Nevertheless, 80% of legal teams expect to shift from reactive support to strategic, technology-driven roles over the next 12 months.
New roles, new mindset
This shift requires a different perspective on the role of legal professionals:
- From bottleneck to identifying and creating opportunities for the business.
- From document processor to strategic advisor.
- From reactive to proactive management of risks and opportunities.
Legal professionals who learn to work with AI-driven contract management systems can focus on matters that truly add value: complex negotiations, risk strategy, and ethical considerations, ensuring their role aligns better with this shift.
What can you do now?
SpotDraft’s report offers three lessons for legal teams:
- Start small, but start now: automate simple contracts (such as NDAs) and measure the gains.
- Redesign processes: technology alone is not enough; processes and responsibilities must evolve alongside it.

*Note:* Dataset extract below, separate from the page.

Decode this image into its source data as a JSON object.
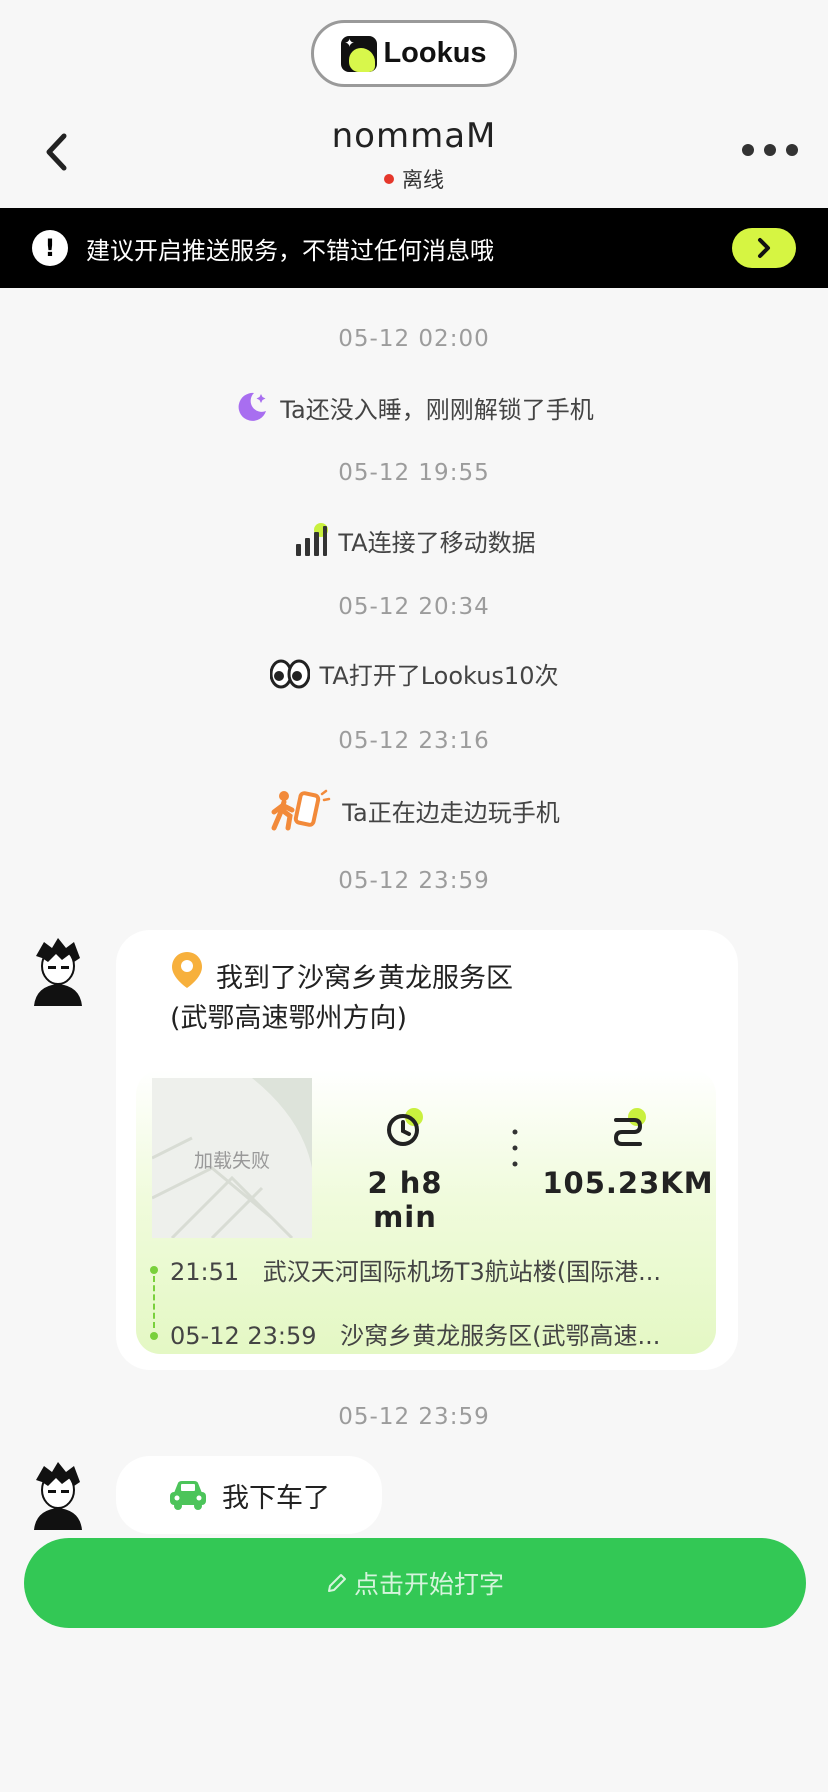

- Make the legal role strategic: use AI and automation to free up time for advice, compliance, and dealmaking.
Conclusion: manual work is a risk
The contrast could hardly be greater: some companies close a contract in a single day, while others take three weeks for the same document. For organizations, this means the difference between growth and missed opportunities.
For legal professionals, the mandate is clear: stop manual work that adds no value. Leverage technology, redesign your processes, and develop yourself into a strategic partner. Those who remain stuck in Word and email risk not only delaying deals but also losing alignment with the business and slowing potential growth.